Rached Bouaziz, ancien Doyen de la FSEG de Nabeul et professeur en sciences économiques, revient sur la question de l’indépendance de la Banque centrale en Tunisie (BCT). Car beaucoup de voix défendent l’idée que cette indépendance cause des pertes énormes à l’Etat tunisien. Et elles se demandent s’il n’est pas plus opportun qu’elle soit directement soumise au pouvoir exécutif.
Ces voix proposent un financement direct du déficit budgétaire par la Banque centrale de Tunisie. Ce qui réduiraient considérablement le coût de l’endettement de l’Etat. Certains proposent même une dette à taux d’intérêt nul. Bien sûr cette option est impossible, eu égard à la la loi du 25 avril 2016 promulguant le statut de la BCT.
Posée de cette manière, la question de l’indépendance de la Banque centrale nous inscrit dans un faux débat. Puisqu’elle omet le fond du problème et l’histoire qui est derrière l’idée de l’indépendance des banques centrales.
L’histoire de la question de l’indépendance des banques centrales
Cette histoire remonte aux années 1970 et 1980 avec les deux chocs pétroliers de 1970 et 1979 où l’inflation mondiale fut très élevée et entretenue par des politiques monétaires laxistes et expansionnistes mises en place par des banques centrales totalement soumises aux pouvoirs politiques en exercice.
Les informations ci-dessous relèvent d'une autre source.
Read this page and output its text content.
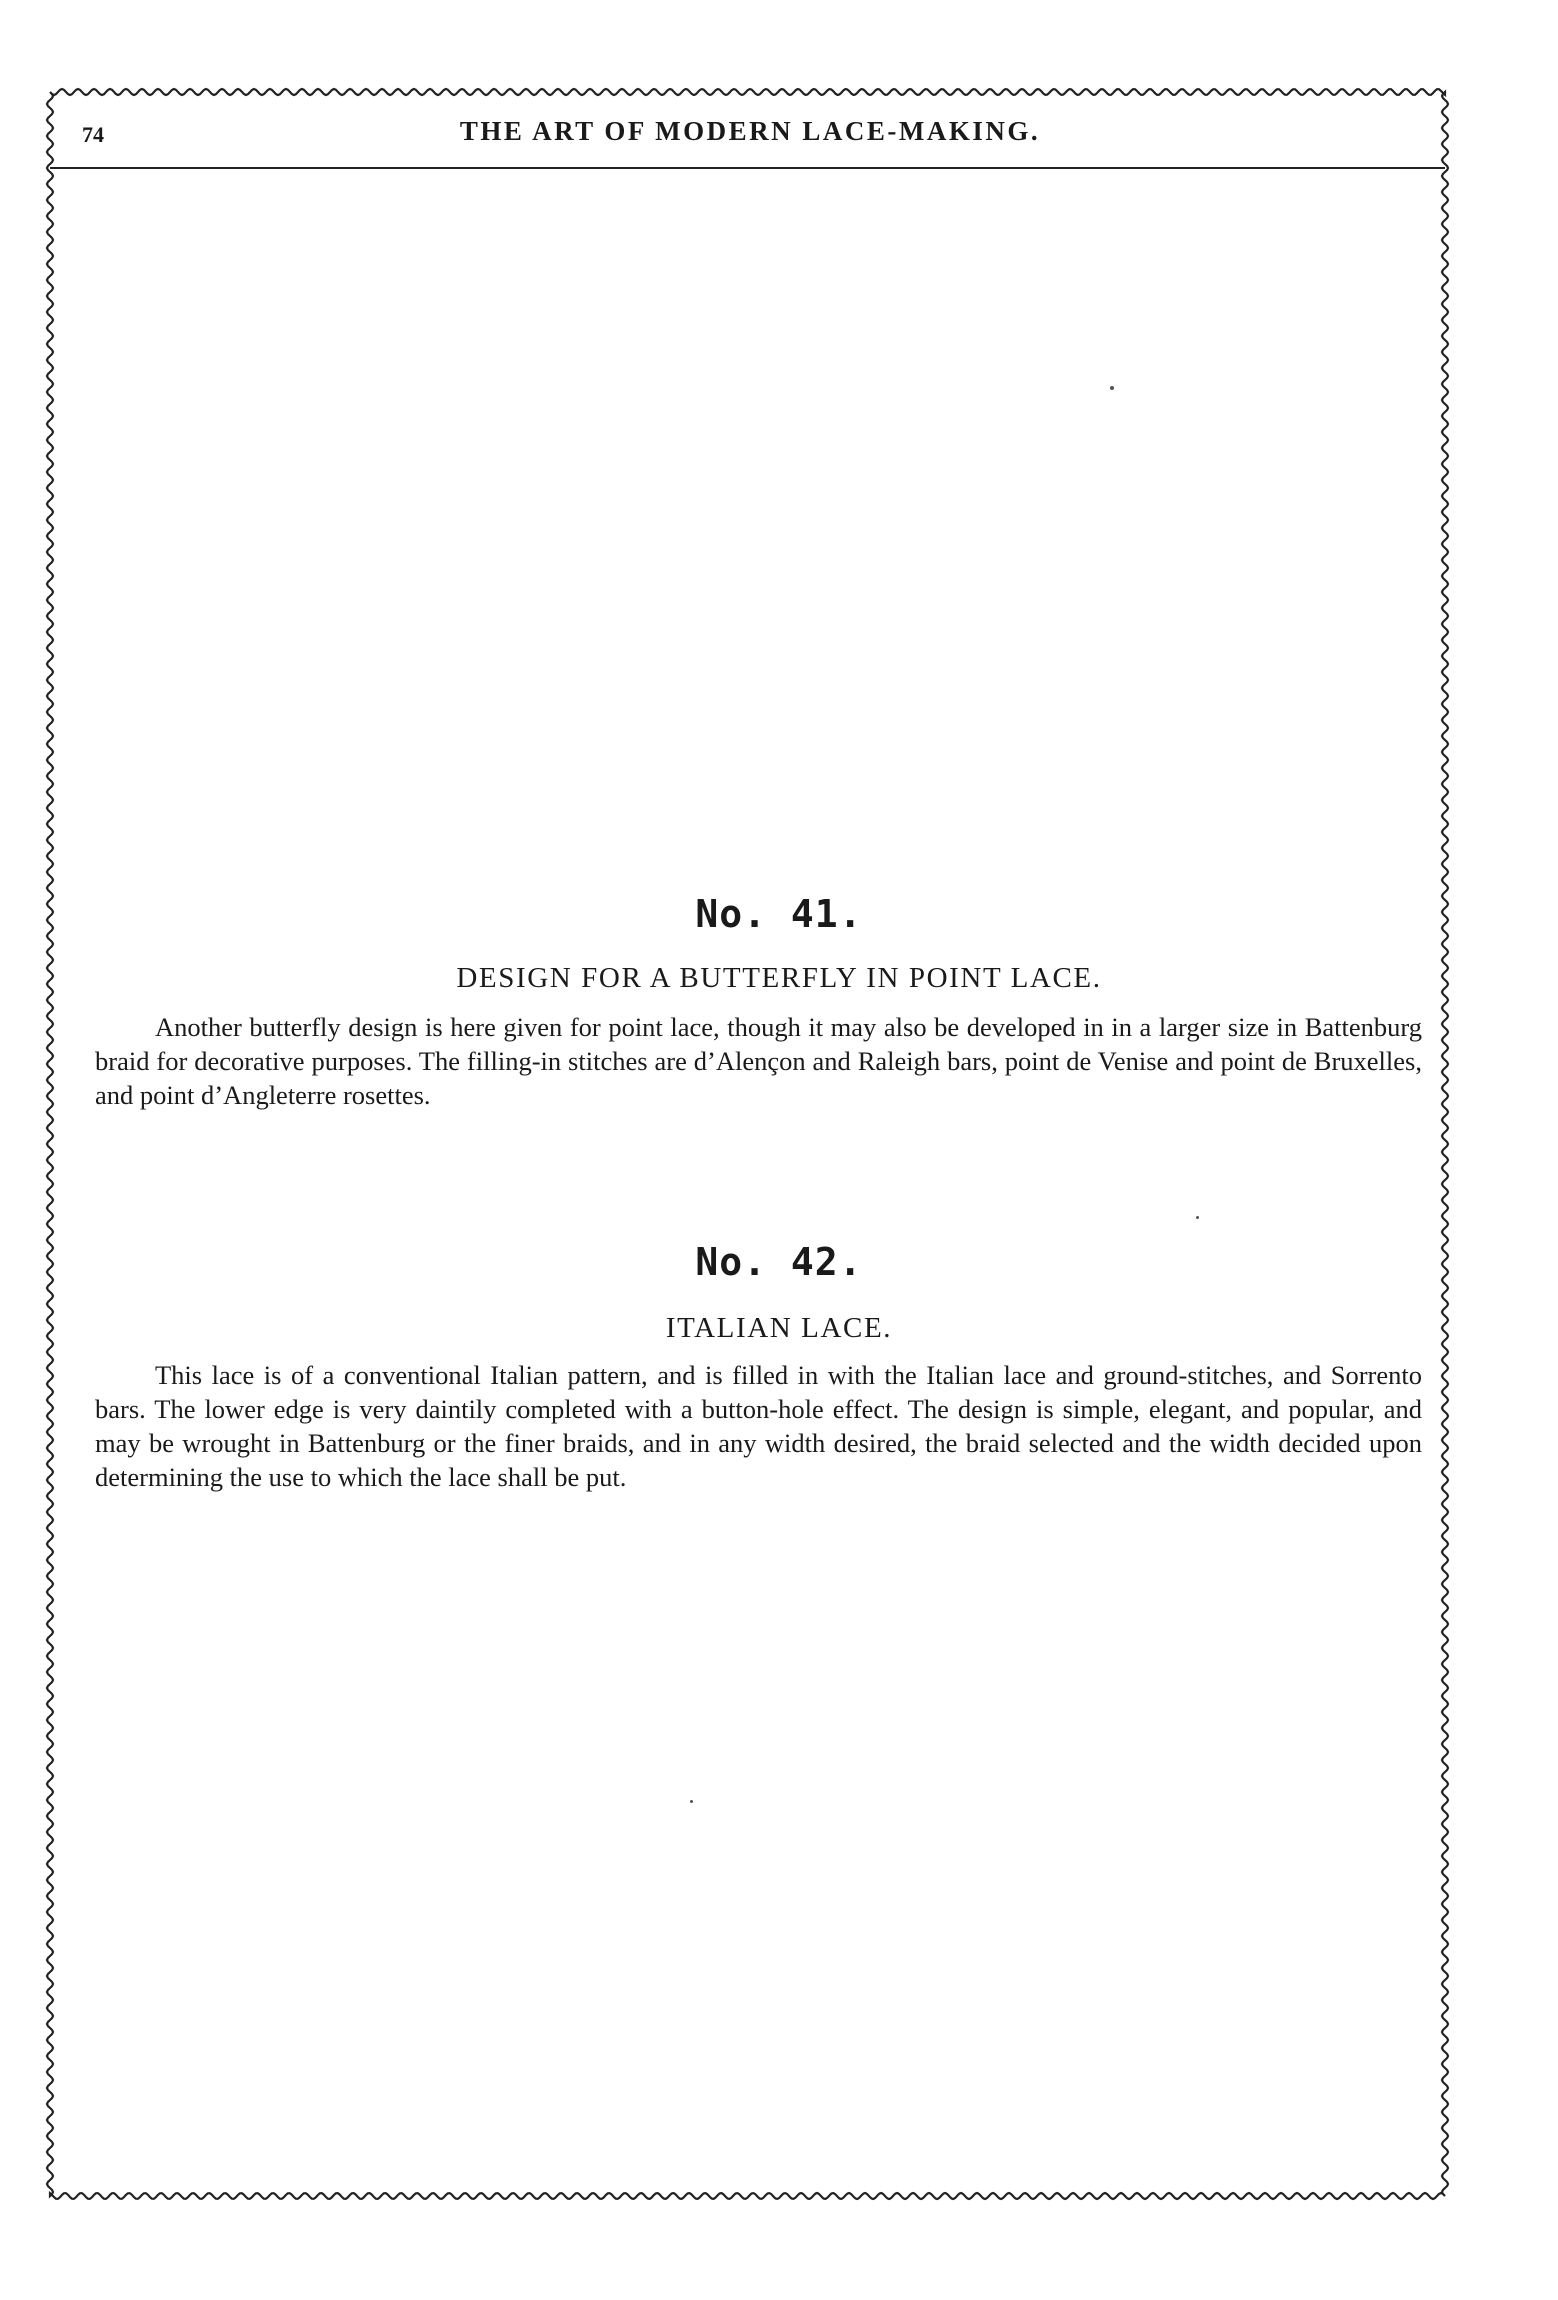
74	THE ART OF MODERN LACE-MAKING.
No. 41.
DESIGN FOR A BUTTERFLY IN POINT LACE.

Another butterfly design is here given for point lace, though it may also be developed in in a larger size in Battenburg braid for decorative purposes. The filling-in stitches are d’Alençon and Raleigh bars, point de Venise and point de Bruxelles, and point d’Angleterre rosettes.

No. 42.
ITALIAN LACE.

This lace is of a conventional Italian pattern, and is filled in with the Italian lace and ground-stitches, and Sorrento bars. The lower edge is very daintily completed with a button-hole effect. The design is simple, elegant, and popular, and may be wrought in Battenburg or the finer braids, and in any width desired, the braid selected and the width decided upon determining the use to which the lace shall be put.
Cependant, deux pays, le Japon et l’Allemagne, attirèrent particulièrement l’attention en réalisant des taux d’inflation faibles dans cette tourmente inflationniste mondiale. Leur particularité étaient qu’ils avaient des banques centrales indépendantes des pouvoirs politiques et avaient mené des politiques monétaires rigoureuses visant la maîtrise de l’inflation. De là est née l’idée de l’indépendance des banques centrales, idée qui fait pratiquement l’unanimité au niveau international.
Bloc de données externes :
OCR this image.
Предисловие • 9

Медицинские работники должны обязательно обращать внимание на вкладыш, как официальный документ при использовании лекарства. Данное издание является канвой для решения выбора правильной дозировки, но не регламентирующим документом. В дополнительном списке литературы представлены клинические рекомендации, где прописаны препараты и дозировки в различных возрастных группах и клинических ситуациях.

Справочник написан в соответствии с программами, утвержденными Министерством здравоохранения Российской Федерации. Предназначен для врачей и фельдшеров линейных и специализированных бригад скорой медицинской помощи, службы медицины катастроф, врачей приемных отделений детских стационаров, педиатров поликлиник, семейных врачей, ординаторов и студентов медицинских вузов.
Risques de la fin de l’indépendance de la Banque centrale
Ainsi, la fin de l’indépendance ouvre la voie à des politiques monétaires qui cherchent à doper et stimuler l’activité économique, particulièrement dans les périodes pré-électorales.
Rached Bouaziz souligne le risque de l’utilisation de la politique monétaire par le pouvoir politique en place pour stimuler l’activité économique et l’emploi. Et ce, sans se soucier des conséquences sur les prix et l’inflation. Or, une fois l’inflation établie à des niveaux élevés (souvent à deux chiffres), il est difficile de la ramener à des paliers acceptables (2 à 3 %).
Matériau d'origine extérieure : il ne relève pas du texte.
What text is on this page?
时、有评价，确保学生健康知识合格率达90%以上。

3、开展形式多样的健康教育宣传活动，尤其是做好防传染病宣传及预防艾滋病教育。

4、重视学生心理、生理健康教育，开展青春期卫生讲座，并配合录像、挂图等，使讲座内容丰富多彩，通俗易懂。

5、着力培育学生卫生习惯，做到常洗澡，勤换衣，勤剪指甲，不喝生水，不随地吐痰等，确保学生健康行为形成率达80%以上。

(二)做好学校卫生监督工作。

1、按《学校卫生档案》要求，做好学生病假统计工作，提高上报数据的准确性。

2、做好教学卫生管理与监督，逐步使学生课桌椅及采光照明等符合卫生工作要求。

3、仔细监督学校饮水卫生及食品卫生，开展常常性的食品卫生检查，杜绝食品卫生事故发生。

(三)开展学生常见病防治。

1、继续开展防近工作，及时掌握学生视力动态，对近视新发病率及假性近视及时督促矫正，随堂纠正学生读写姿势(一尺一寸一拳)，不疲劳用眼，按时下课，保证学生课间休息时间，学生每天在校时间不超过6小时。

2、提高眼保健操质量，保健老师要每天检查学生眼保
Des exemples internationaux comme la Turquie
Alors, il fait référence à des exemples internationaux, comme la Turquie, pour illustrer les effets néfastes d’une politique monétaire laxiste et d’une banque centrale soumise au pouvoir politique.
« Le cas actuel le plus illustratif est celui de la Turquie d’Erdogan qui a limogé trois gouverneurs de la Banque centrale turque et a imposé une politique monétaire laxiste ayant abouti à un pic d’inflation à 80 % (actuellement 40 %). Juste après avoir remporté les élections, Erdogan est revenu à de meilleurs sentiments en nommant un nouveau Gouverneur de la Banque centrale Turque. Ce dernier a pratiquement doublé le taux d’intérêt passant de 8,25 à 15 % et s’est ainsi inscrit dans un schéma conventionnel d’une banque centrale indépendante. En déclarant la guerre à l’inflation et menant une politique monétaire restrictive conséquente ».
Qu’en-est-il en Tunisie? Est-ce que la BCT soutient ou non actuellement l’État tunisien?
A cette interrogation, il répond : « En réalité, oui, la banque centrale soutient l’État tunisien et joue son rôle de prêteur en dernier ressort. La BCT a joué un rôle important pour que l’État tunisien ne se retrouve jamais en situation de défaut de paiement aussi bien interne qu’externe. Permettant ainsi d’assurer le paiement des salaires et les services des dettes internes et externes. Cependant, cela s’est fait au détriment du secteur privé. Et les crédits obtenus par l’État auprès du système bancaire sont passées de 10 % dans les années 2000-2013 à plus de 20 % ces dernières années.
Et de conclure : vu son rôle de prêteur en dernier ressort et la réalité stressante des finances publiques, peut-on réellement parler d’indépendance de la Banque centrale de Tunisie? A méditer!